Relmyer rengaina sa lame, heurtant bruyamment la garde contre le fourreau.
— Je suis ma propre escorte.
— J’espère que vous m’avez entendu. Pouvons-nous nous rendre maintenant à votre ancien orphelinat ?
— Hélas je n’y suis pas le bienvenu. On m’en veut beaucoup d’avoir semé le trouble, avant mon départ, en 1804. Il faut dire que, par dépit, j’étais devenu agressif. Il m’est même arrivé de bousculer durement le responsable de l’enquête. J’en voulais à tout le monde.
Ses propos le plongèrent dans le désarroi et sa main vint se poser sur son sabre, sa béquille.

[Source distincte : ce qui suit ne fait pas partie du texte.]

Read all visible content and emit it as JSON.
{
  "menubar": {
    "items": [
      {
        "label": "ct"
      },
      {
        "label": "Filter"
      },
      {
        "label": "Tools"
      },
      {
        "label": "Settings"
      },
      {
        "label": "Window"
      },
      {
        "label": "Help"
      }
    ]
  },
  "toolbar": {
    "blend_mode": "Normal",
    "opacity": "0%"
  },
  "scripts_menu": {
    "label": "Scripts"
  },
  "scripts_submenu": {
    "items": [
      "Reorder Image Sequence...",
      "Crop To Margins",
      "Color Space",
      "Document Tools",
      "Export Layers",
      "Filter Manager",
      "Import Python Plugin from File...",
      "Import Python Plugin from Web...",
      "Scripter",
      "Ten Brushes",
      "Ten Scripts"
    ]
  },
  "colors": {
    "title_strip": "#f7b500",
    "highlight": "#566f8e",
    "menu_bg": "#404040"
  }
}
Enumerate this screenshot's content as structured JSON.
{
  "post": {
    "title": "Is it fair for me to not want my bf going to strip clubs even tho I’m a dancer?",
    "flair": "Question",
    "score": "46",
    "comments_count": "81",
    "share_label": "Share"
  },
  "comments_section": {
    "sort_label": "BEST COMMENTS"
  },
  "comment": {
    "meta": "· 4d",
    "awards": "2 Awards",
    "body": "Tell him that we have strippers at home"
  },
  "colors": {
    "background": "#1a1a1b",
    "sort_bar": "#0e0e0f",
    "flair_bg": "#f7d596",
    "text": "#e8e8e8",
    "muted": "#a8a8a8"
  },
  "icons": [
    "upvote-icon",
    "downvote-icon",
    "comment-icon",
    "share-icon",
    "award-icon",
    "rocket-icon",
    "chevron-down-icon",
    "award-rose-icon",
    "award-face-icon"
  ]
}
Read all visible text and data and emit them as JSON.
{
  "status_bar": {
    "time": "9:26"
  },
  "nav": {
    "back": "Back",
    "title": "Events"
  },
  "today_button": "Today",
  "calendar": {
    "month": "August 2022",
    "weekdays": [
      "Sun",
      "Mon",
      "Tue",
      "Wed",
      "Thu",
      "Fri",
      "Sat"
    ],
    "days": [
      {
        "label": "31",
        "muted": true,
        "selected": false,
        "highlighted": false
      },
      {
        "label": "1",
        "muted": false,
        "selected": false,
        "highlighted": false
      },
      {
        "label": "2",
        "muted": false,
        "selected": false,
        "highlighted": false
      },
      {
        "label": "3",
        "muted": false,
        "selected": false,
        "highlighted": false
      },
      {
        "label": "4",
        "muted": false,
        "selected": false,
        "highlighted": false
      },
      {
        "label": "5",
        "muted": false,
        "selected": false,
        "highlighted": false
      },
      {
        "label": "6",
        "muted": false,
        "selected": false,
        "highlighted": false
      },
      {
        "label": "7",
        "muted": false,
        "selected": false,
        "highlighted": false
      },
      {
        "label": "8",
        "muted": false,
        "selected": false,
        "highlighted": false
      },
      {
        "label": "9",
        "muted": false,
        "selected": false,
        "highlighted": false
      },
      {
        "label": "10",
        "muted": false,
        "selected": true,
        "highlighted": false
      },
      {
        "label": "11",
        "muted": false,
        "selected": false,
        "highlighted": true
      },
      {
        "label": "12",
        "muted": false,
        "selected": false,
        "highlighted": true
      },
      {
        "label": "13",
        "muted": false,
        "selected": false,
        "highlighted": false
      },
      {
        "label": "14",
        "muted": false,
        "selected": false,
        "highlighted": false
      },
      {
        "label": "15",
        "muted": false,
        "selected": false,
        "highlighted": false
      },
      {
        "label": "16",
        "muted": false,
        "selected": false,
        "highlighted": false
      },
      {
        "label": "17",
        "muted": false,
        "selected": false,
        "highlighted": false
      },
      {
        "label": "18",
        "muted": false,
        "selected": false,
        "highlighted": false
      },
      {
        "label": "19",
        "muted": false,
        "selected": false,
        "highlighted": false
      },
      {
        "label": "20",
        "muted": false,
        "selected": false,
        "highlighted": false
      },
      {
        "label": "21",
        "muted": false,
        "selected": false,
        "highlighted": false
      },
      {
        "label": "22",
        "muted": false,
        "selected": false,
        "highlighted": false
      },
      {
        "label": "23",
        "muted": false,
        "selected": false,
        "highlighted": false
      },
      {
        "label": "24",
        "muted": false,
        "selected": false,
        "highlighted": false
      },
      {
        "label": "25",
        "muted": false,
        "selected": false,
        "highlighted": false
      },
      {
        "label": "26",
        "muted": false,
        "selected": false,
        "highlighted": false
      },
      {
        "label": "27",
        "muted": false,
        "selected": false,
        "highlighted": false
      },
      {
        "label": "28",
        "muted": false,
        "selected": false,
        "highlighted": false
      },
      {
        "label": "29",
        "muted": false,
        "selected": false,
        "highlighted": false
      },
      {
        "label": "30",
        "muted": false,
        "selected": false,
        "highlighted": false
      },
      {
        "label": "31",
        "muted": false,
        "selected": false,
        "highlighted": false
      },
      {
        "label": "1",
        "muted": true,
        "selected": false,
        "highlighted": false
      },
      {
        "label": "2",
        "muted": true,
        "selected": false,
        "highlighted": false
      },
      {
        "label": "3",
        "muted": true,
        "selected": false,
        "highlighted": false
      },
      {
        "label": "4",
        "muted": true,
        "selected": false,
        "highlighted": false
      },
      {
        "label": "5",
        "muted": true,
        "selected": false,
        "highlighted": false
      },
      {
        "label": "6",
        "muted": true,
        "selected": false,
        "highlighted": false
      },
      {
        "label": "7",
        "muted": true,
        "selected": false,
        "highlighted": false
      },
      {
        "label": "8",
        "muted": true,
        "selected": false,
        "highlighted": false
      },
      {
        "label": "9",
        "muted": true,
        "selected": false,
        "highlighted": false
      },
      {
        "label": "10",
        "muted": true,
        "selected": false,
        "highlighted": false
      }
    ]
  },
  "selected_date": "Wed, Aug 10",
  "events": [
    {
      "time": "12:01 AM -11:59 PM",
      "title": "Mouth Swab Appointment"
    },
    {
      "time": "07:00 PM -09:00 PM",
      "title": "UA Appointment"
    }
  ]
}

— Nous menons une enquête, cela nous donne des droits, décréta Margont.
De lassitude, les paupières de Relmyer s’affaissèrent.
— Bien sûr. Mais ce n’est pas aussi simple. Mme Blanken, cette vieille pie insensible et bornée, dirige toujours l’orphelinat de Lesdorf. Or, je vous l’ai dit, elle est liée à l’aristocratie viennoise. Si vous allez fureter dans son nid sans son accord, elle ne se contentera pas de vous donner des coups de bec. Ses piaillements nous attireront des ennuis autrement plus graves.
Relmyer poursuivit d’un ton que la colère rendait cinglant comme ses coups de lame.
— L’Empereur veut que Vienne se tienne tranquille, donc les fauteurs de troubles sont lourdement condamnés. Si une douzaine de comtesses et d’épouses de notables autrichiens se plaignent de nous en prétendant que nous semons la panique dans un orphelinat, on nous jettera aux arrêts de rigueur. Croyez-moi, la Blanken a le bras long et la gifle efficace.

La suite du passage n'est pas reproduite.